# Hand cleaning



## FishingMedic (Sep 27, 2007)

next time you have grease, oil, or even fish on your hands try a lil dab of toothpaste. It cuts grease better than most auto part store cleaners AND leaves ya hands smellin' good:letsdrink


----------



## mpmorr (Oct 3, 2007)

Works like a champ for getting rid of fish smell too.


----------



## Shiznik (Feb 24, 2008)

Now I gotta go fishing so I can see how good it works! Great idea, I bet it does work good! Thanks!


----------



## konz (Oct 1, 2007)

I started using toothpaste a while ago, it works great. Although if you buy the kind with 24 hour protection, you can feel the film on your hands.


----------



## Captain WhupAss (Nov 8, 2007)

I bought one of those stainless steel "Wonder" bars to eliminate fish smell from my hands, and I'm still wondering why. I'll give the toothpaste a try.. thx.


----------



## HighCotton (Oct 2, 2007)

Fresh lemon juice or soap fish also works to get fish stank off hands.


----------



## FenderBender (Oct 2, 2007)

> *mpmorr (4/18/2008)*Works like a champ for getting rid of fish smell too.
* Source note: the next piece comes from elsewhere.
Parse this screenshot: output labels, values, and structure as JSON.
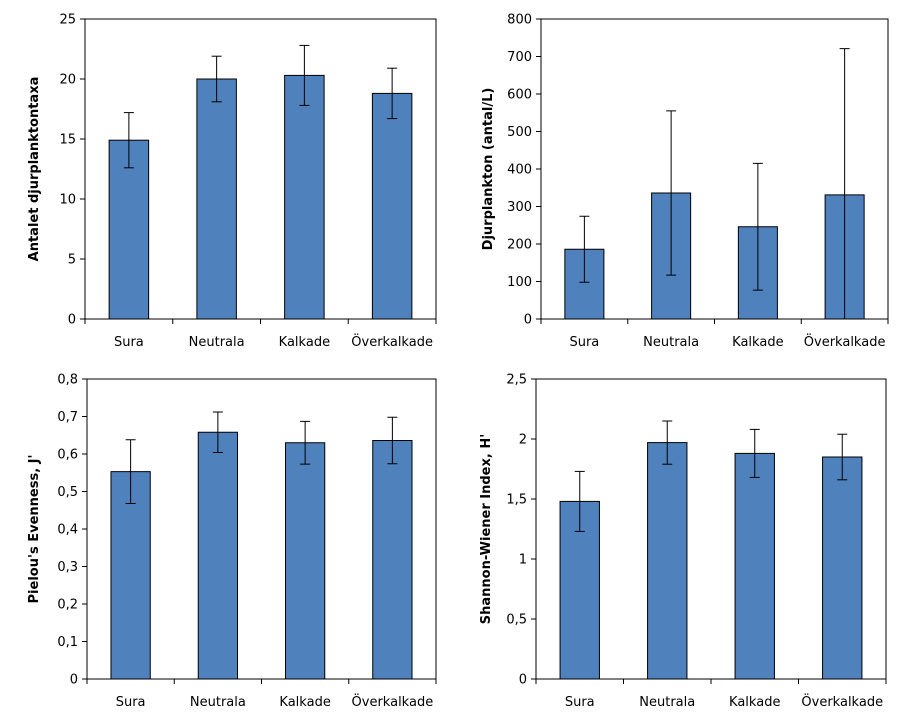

Why would anyone want to get rid of that sweet nectar-like ambrosia? I think its the key to my sucess with the ladies! :letsparty


----------



## Reel Twiztid (Apr 8, 2008)

We use mustardor vanilla extract for fish smell. It's eliminates the smell completely.Careful with the vanilla though...it'll make you hungry...LOL 

Will definitely give the tooth paste a shot.


----------



## JackFlorida (May 5, 2008)

This forum has become a daily must for me--I've never heard of anyone using toothpaste as a hand cleaner deodorizer; however, I have used it as a cleaner on various items so I bet it works... Will try it soon, I hope... Thanks for the post.


----------



## riptide2250 (Jan 2, 2008)

never thought of using toothpaste,I'll give it a try ,thanks.:clap


----------